Big Lots Inc. (NYSE:BIG) is a discount retailer with over 1,400 locations in 47 states across the US. Similar to other retailers such as Costco, Walmart, and BJ’s, Big Lots offers an array of merchandise categories such as furniture, seasonal, consumables, electronics and toys. The company primarily operates through its brick-and-mortar locations as there is little information about their e-commerce sales online.
For the second quarter in a row, the company has fell short on adjusted earnings per share compared to Zack’s Consensus Estimates. The expectations for the second-quarter were 67 cents a share, but the company reported a 12% decline year-over-year with adjusted earnings per share at 59 cents.
The company’s net sales also fell short of consensus estimates coming in at $1,222.2 million compared to the consensus estimate of $1,233 million. Compared to this quarter last year, net sales has not grown significantly, only about 0.2% year-over-year. Additionally, gross profits decreased to $491.4 million, which is down 0.2% year-over-year.
The retail giant has not had the best year so far, with price declining over 20% through the last 6 months, whilst the industry saw growth of about 18% on average. Following a disappointing second-quarter results for the retailer, Big Lots Inc. shares slid over 10% in reaction to the news. It is obvious that other retailers and e-commerce are snagging market share from Big Lots left-and-right, meaning they must change something to compete.

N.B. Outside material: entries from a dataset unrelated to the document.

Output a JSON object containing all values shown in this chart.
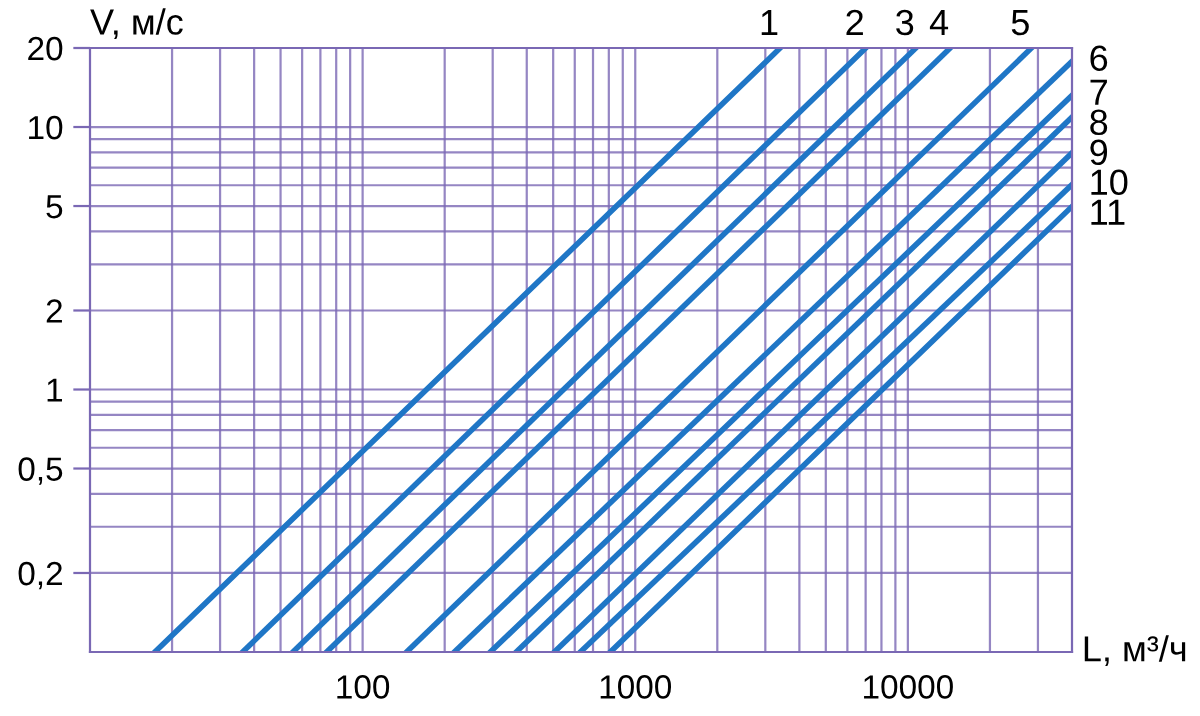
{
  "chart_data": {
    "type": "line",
    "xlabel": "L, м³/ч",
    "ylabel": "V, м/с",
    "log": "xy",
    "grid": true,
    "legend": false,
    "marker": "none",
    "line_style": "solid",
    "xlim": [
      10,
      40000
    ],
    "ylim": [
      0.1,
      20
    ],
    "xticks": [
      {
        "value": 20,
        "label": null
      },
      {
        "value": 30,
        "label": null
      },
      {
        "value": 40,
        "label": null
      },
      {
        "value": 50,
        "label": null
      },
      {
        "value": 60,
        "label": null
      },
      {
        "value": 70,
        "label": null
      },
      {
        "value": 80,
        "label": null
      },
      {
        "value": 90,
        "label": null
      },
      100,
      {
        "value": 200,
        "label": null
      },
      {
        "value": 300,
        "label": null
      },
      {
        "value": 400,
        "label": null
      },
      {
        "value": 500,
        "label": null
      },
      {
        "value": 600,
        "label": null
      },
      {
        "value": 700,
        "label": null
      },
      {
        "value": 800,
        "label": null
      },
      {
        "value": 900,
        "label": null
      },
      1000,
      {
        "value": 2000,
        "label": null
      },
      {
        "value": 3000,
        "label": null
      },
      {
        "value": 4000,
        "label": null
      },
      {
        "value": 5000,
        "label": null
      },
      {
        "value": 6000,
        "label": null
      },
      {
        "value": 7000,
        "label": null
      },
      {
        "value": 8000,
        "label": null
      },
      {
        "value": 9000,
        "label": null
      },
      10000,
      {
        "value": 20000,
        "label": null
      },
      {
        "value": 30000,
        "label": null
      }
    ],
    "yticks": [
      {
        "value": 0.2,
        "label": "0,2"
      },
      {
        "value": 0.3,
        "label": null
      },
      {
        "value": 0.4,
        "label": null
      },
      {
        "value": 0.5,
        "label": "0,5"
      },
      {
        "value": 0.6,
        "label": null
      },
      {
        "value": 0.7,
        "label": null
      },
      {
        "value": 0.8,
        "label": null
      },
      {
        "value": 0.9,
        "label": null
      },
      1,
      2,
      {
        "value": 3,
        "label": null
      },
      {
        "value": 4,
        "label": null
      },
      5,
      {
        "value": 6,
        "label": null
      },
      {
        "value": 7,
        "label": null
      },
      {
        "value": 8,
        "label": null
      },
      {
        "value": 9,
        "label": null
      },
      10,
      20
    ],
    "series": [
      {
        "name": "1",
        "color": "#1f76c6",
        "x": [
          17.3,
          3400
        ],
        "values": [
          0.1,
          20
        ]
      },
      {
        "name": "2",
        "color": "#1f76c6",
        "x": [
          36.3,
          7010
        ],
        "values": [
          0.1,
          20
        ]
      },
      {
        "name": "3",
        "color": "#1f76c6",
        "x": [
          55.5,
          10700
        ],
        "values": [
          0.1,
          20
        ]
      },
      {
        "name": "4",
        "color": "#1f76c6",
        "x": [
          73.8,
          14300
        ],
        "values": [
          0.1,
          20
        ]
      },
      {
        "name": "5",
        "color": "#1f76c6",
        "x": [
          145,
          28400
        ],
        "values": [
          0.1,
          20
        ]
      },
      {
        "name": "6",
        "color": "#1f76c6",
        "x": [
          217,
          40000
        ],
        "values": [
          0.1,
          17.8
        ]
      },
      {
        "name": "7",
        "color": "#1f76c6",
        "x": [
          294,
          40000
        ],
        "values": [
          0.1,
          13.2
        ]
      },
      {
        "name": "8",
        "color": "#1f76c6",
        "x": [
          366,
          40000
        ],
        "values": [
          0.1,
          10.9
        ]
      },
      {
        "name": "9",
        "color": "#1f76c6",
        "x": [
          505,
          40000
        ],
        "values": [
          0.1,
          7.97
        ]
      },
      {
        "name": "10",
        "color": "#1f76c6",
        "x": [
          629,
          40000
        ],
        "values": [
          0.1,
          6.03
        ]
      },
      {
        "name": "11",
        "color": "#1f76c6",
        "x": [
          810,
          40000
        ],
        "values": [
          0.1,
          4.98
        ]
      }
    ]
  }
}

We’ve seen a mix of expectation beating and expectation lagging quarterly results these past few weeks from the retail sector. What is becoming obvious is that the retailers who are focusing on their e-commerce and online presence are generally doing better than those with no explicit focus on such. This is the age of technology and retailers must think of innovative ways to attracting and selling to customers digitally.